Years of underinvestment and “deindustrialisation” had created a huge gap between SA and other developing countries, he said.
In the 20 years to 2018, SA’s average per capita value addition through manufacturing was 0.5%, compared with 8% in Vietnam and 5.7% in India.
“We urgently need to develop a commitment to manufacturing,” he said.
Barnes, director of the Toyota Wessels Institute for Manufacturing Studies (Twims), was speaking from its Durban campus at the announcement of an R18m corporate investment in research.
Vehicle manufacturer Toyota, components group Metair, clothing group TFG and sugar producer Illovo Africa have donated a combined R18m to sponsor chairs in, respectively, lean management, green manufacturing, future manufacturing and African trade and industrialisation.
The institute, founded in 2018, operates as part of Pretoria University’s Gordon Institute of Business Science (Gibs). It offers an MBA degree and executive education short courses. Barnes said the new chairs would allow it to branch out into specialist research.
Despite carrying Toyota’s name, Twims is open to anyone wanting to study manufacturing.

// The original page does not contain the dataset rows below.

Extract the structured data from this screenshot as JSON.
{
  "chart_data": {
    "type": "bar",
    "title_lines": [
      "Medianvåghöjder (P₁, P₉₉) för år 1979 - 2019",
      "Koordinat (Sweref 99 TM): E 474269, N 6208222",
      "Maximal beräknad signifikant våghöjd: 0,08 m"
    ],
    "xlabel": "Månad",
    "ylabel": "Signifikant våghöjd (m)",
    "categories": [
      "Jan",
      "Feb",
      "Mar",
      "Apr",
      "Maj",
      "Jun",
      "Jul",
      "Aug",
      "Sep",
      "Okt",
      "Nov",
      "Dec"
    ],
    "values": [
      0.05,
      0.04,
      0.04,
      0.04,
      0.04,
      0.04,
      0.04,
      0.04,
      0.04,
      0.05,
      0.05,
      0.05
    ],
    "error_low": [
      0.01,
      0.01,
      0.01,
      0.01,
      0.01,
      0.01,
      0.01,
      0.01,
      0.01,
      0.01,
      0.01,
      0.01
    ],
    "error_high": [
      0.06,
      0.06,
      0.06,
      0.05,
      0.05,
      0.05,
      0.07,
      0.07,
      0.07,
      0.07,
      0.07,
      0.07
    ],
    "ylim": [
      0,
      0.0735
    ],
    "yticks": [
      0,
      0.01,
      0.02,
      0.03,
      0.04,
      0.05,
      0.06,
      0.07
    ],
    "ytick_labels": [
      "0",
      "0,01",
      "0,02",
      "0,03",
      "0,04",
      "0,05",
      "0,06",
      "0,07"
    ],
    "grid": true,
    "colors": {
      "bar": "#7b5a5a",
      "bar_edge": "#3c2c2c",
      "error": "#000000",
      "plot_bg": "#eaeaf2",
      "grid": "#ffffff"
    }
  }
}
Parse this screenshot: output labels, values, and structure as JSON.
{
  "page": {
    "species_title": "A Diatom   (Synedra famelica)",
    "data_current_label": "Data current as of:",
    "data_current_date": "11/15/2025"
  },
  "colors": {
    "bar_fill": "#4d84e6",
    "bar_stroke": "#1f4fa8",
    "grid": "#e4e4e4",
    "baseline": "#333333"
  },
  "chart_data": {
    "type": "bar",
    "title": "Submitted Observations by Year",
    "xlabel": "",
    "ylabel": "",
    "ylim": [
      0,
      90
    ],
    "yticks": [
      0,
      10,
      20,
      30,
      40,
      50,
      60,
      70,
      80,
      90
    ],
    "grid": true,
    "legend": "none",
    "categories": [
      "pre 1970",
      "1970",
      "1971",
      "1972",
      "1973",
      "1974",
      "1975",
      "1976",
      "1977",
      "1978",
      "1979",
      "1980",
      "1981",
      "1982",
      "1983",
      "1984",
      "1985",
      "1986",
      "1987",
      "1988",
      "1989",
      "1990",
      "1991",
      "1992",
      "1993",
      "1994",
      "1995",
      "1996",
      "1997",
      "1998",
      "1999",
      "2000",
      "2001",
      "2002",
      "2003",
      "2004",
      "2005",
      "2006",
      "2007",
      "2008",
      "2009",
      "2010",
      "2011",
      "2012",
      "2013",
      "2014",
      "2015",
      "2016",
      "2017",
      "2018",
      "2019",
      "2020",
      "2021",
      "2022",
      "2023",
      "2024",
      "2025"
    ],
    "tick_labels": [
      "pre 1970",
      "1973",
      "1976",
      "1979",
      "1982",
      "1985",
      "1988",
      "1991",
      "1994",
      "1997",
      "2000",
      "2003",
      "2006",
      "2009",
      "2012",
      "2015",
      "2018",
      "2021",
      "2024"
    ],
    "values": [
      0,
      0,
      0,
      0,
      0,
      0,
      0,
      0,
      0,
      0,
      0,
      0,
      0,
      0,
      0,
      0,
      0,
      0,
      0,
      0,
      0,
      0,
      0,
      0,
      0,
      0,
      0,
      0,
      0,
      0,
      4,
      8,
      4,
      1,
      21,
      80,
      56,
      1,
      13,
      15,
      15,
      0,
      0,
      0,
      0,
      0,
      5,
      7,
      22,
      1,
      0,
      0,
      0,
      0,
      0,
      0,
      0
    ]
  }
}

Barnes said the educational institution, the only one of its kind in SA, had begun to attract students from other local motor companies as well as elsewhere in Africa.
He said: “SA has lagged the rest of the developing world in harnessing manufacturing ... and it is even more pronounced for the rest of the continent. We have to create a new generation of skilled, knowledgeable industrial leaders.”
Barnes is chief architect of the government’s SA Automotive Masterplan, which is due to launch on July 1 and shape the motor industry until 2035. One of its pillars is the creation of a pan-African motor industry that will increase vehicle demand and enable more countries to develop a manufacturing base.